Whether you are building your very first pipeline or you’re an old pro, these best practices for building data pipelines can help you make pipelines that are easy to understand and therefore easy to maintain and extend.
Design Data Pipelines for Simplicity
Reduce complexity in the design wherever possible. This is a concept borrowed from software development. When reviewing your pipeline design, ask yourself is it possible to do what you’re trying to do with fewer processors? If the answer is yes, remove the extra and consolidate. Doing so makes pipelines easier to maintain in the future. With such a visual tool, simplicity makes it possible to understand what a pipeline is trying to accomplish with a single glance. Counterintuitively, It often takes more time and thought to develop a simple design than a complex one.
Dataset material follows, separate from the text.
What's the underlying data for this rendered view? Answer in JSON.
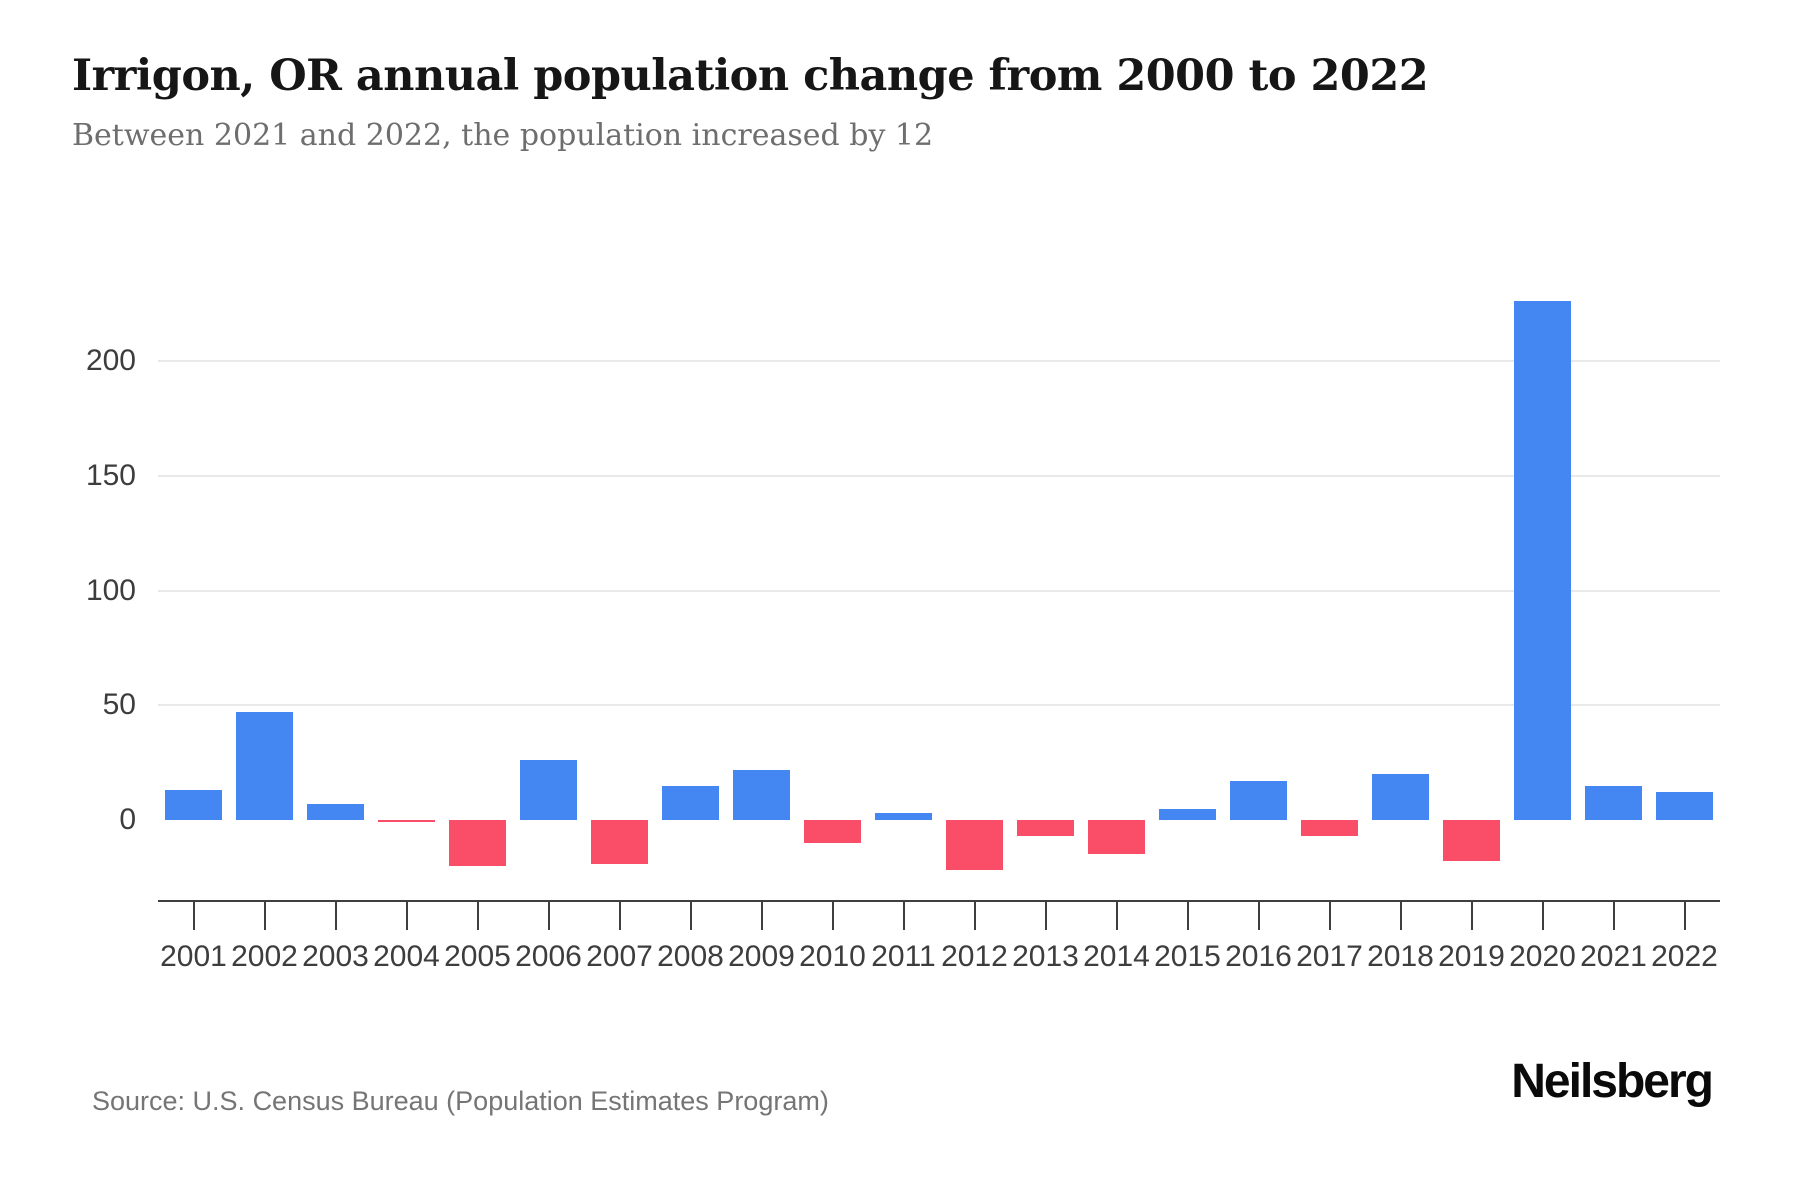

Consider breaking up pipelines into separate functions. For example, perhaps use one pipeline for loading into your data warehouse and another for transforming the data and moving it into your reporting schema. Breaking up pipelines like this means that it is easy to spot and correct issues with your pipelines and future maintenance is easier because the objective of each pipeline is more obvious. Simple is better.
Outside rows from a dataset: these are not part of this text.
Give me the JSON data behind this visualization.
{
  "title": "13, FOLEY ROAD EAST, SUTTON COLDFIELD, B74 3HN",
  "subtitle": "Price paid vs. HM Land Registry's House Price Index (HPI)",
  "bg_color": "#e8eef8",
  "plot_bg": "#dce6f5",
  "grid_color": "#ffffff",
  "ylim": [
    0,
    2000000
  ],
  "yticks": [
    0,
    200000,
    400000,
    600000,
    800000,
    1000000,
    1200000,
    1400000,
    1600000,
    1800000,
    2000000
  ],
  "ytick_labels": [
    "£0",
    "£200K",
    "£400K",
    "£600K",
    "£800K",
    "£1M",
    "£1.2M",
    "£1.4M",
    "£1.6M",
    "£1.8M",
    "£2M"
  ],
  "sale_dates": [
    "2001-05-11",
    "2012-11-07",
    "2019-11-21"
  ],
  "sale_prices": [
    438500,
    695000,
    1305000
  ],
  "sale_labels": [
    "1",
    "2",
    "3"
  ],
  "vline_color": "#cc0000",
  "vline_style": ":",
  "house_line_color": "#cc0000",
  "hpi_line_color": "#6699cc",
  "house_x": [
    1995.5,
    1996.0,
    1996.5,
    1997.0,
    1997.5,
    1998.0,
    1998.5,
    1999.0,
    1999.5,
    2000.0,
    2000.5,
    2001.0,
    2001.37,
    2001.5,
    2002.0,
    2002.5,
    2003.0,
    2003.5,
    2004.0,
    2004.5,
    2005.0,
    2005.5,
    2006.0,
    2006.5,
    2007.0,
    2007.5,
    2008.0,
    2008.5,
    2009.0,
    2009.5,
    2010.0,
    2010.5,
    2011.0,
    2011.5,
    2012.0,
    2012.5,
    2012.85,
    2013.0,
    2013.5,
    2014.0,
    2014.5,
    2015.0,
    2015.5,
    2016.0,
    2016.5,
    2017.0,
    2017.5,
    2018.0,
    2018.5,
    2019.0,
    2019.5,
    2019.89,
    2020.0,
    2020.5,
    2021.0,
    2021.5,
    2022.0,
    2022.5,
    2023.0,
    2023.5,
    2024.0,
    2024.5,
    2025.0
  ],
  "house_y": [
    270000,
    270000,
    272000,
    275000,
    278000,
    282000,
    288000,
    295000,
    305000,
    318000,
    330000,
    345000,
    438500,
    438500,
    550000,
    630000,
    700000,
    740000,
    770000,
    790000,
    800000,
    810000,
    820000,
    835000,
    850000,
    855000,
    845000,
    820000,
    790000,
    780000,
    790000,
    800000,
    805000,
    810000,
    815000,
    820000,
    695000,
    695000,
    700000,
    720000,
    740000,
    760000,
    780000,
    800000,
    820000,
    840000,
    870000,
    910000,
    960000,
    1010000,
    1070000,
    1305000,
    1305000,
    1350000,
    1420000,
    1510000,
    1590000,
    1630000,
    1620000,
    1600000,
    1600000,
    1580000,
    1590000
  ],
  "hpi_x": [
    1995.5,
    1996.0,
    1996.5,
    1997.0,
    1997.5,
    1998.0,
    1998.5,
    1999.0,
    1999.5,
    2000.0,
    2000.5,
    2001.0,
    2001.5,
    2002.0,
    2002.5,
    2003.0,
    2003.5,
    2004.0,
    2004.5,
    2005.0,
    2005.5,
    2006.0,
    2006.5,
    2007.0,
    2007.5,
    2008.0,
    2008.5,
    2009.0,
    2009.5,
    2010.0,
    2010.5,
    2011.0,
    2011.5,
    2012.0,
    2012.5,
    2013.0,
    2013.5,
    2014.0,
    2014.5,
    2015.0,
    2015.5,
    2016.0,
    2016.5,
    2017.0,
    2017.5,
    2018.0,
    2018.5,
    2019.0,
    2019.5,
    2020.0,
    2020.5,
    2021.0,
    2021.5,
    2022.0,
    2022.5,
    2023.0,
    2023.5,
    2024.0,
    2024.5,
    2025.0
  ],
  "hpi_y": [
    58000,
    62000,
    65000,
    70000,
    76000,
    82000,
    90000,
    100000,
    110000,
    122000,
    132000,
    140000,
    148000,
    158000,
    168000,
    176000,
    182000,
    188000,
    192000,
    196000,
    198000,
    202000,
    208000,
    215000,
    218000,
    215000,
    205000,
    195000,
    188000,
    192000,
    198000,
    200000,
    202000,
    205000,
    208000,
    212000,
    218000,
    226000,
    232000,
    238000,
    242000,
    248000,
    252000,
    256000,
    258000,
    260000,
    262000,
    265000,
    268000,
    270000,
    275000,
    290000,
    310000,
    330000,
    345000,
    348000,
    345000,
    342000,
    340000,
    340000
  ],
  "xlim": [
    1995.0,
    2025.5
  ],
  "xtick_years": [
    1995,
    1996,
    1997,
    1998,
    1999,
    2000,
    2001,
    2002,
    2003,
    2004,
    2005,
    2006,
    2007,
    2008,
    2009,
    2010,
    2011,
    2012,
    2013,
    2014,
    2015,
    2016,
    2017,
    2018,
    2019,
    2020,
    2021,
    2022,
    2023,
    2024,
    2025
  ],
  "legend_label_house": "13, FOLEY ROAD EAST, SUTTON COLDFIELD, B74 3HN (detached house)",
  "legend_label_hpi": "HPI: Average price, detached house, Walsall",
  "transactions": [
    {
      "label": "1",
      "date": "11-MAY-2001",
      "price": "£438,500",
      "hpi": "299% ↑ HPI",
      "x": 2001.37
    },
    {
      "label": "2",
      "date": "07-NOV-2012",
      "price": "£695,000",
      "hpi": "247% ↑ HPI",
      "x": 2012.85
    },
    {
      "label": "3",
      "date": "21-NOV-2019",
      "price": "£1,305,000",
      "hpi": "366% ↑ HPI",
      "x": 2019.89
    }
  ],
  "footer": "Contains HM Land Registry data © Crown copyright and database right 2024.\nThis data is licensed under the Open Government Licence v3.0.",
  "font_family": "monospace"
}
Labeling and Naming Conventions
Labels are important in a few ways. First, individual processors should be descriptive and unambiguously named. You should be able to tell just by looking at the name of a processor what that processor is doing. Secondly, field names should follow the same convention. Naming fifteen new fields, field1, field2, field3, etc., is a quick way to lose track of what a pipeline is trying to accomplish. Finally, make use of notes on the pipeline canvas on very complex pipelines to point out important features that might otherwise be missed to other collaborators or yourself when going back through your pipeline months into the future.
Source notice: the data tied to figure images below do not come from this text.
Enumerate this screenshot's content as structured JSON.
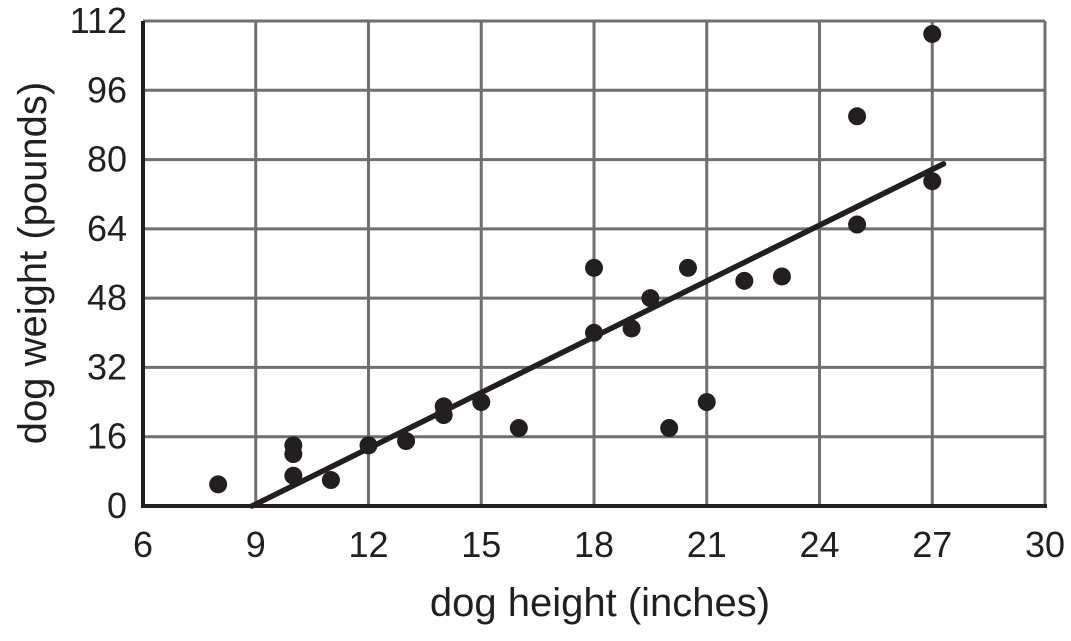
{
  "chart_data": {
    "type": "scatter",
    "title": "",
    "xlabel": "dog height (inches)",
    "ylabel": "dog weight (pounds)",
    "xlim": [
      6,
      30
    ],
    "ylim": [
      0,
      112
    ],
    "x_ticks": [
      6,
      9,
      12,
      15,
      18,
      21,
      24,
      27,
      30
    ],
    "y_ticks": [
      0,
      16,
      32,
      48,
      64,
      80,
      96,
      112
    ],
    "grid": true,
    "legend": "none",
    "points": [
      [
        8,
        5
      ],
      [
        10,
        7
      ],
      [
        10,
        12
      ],
      [
        10,
        14
      ],
      [
        11,
        6
      ],
      [
        12,
        14
      ],
      [
        13,
        15
      ],
      [
        14,
        21
      ],
      [
        14,
        23
      ],
      [
        15,
        24
      ],
      [
        16,
        18
      ],
      [
        18,
        40
      ],
      [
        18,
        55
      ],
      [
        19,
        41
      ],
      [
        19.5,
        48
      ],
      [
        20,
        18
      ],
      [
        20.5,
        55
      ],
      [
        21,
        24
      ],
      [
        22,
        52
      ],
      [
        23,
        53
      ],
      [
        25,
        65
      ],
      [
        25,
        90
      ],
      [
        27,
        75
      ],
      [
        27,
        109
      ]
    ],
    "trend_line": {
      "x1": 8.9,
      "y1": 0,
      "x2": 27.3,
      "y2": 79
    },
    "point_radius_px": 9,
    "colors": {
      "point": "#231f20",
      "trend_line": "#231f20",
      "grid": "#6e6f72",
      "axis": "#231f20",
      "text": "#231f20",
      "background": "#ffffff"
    }
  }
}
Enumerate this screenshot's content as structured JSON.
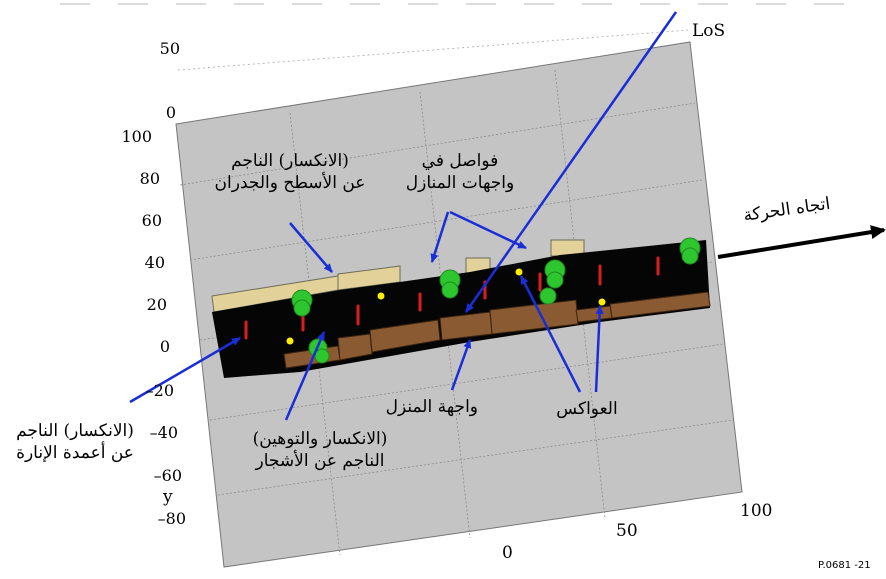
{
  "figure_id": "P.0681 -21",
  "labels": {
    "los": "LoS",
    "roof_wall_diffraction": [
      "(الانكسار) الناجم",
      "عن الأسطح والجدران"
    ],
    "facade_gaps": [
      "فواصل في",
      "واجهات المنازل"
    ],
    "movement_direction": "اتجاه الحركة",
    "lamppost_diffraction": [
      "(الانكسار) الناجم",
      "عن أعمدة الإنارة"
    ],
    "tree_diffraction": [
      "(الانكسار والتوهين)",
      "الناجم عن الأشجار"
    ],
    "house_facade": "واجهة المنزل",
    "reflectors": "العواكس"
  },
  "axes": {
    "z_ticks": [
      "50",
      "0"
    ],
    "y_ticks": [
      "100",
      "80",
      "60",
      "40",
      "20",
      "0",
      "–20",
      "–40",
      "–60",
      "–80"
    ],
    "y_label": "y",
    "x_ticks": [
      "0",
      "50",
      "100"
    ]
  },
  "colors": {
    "ground": "#c4c4c4",
    "street": "#050505",
    "building_front": "#8a5a33",
    "building_back": "#e2d29a",
    "tree": "#2ec62e",
    "lamppost": "#d81e1e",
    "reflector": "#ffee00",
    "arrow": "#1a2ed8"
  }
}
Checking in Data Pipelines and Commit Messages
The best practice for checking in pipelines is to do it early and often. There is sometimes a fear that checking in should only be done when the pipeline is ready for final review, but the reality is that changes might need to be rolled back to any point in the process regardless of how long ago they might have been made. Check in after each significant change and craft short and clear commit messages with titles that will help you select the correct draft in the event that a rollback is needed.
Testing Your Pipelines
Make use of the preview button and test often. Make sure to unselect the checkbox to Write to Destinations and Executors if you’re not quite ready to send your data to your final landing zone. Test individual processors and as you develop by using the trash processor to view how the data is composed as it flows through the pipeline. These are great features of StreamSets and can be relied on to make development work more efficient.
Use Data Parameters Wisely
Reuse helpful fields like table names and schemas using Parameters. No sense retyping these frequently used fields over and over. Make sure never to include passwords or other sensitive information as parameters, because these will be hidden when exporting your pipelines. Use Connections or the secrets manager of your choice instead for sensitive fields.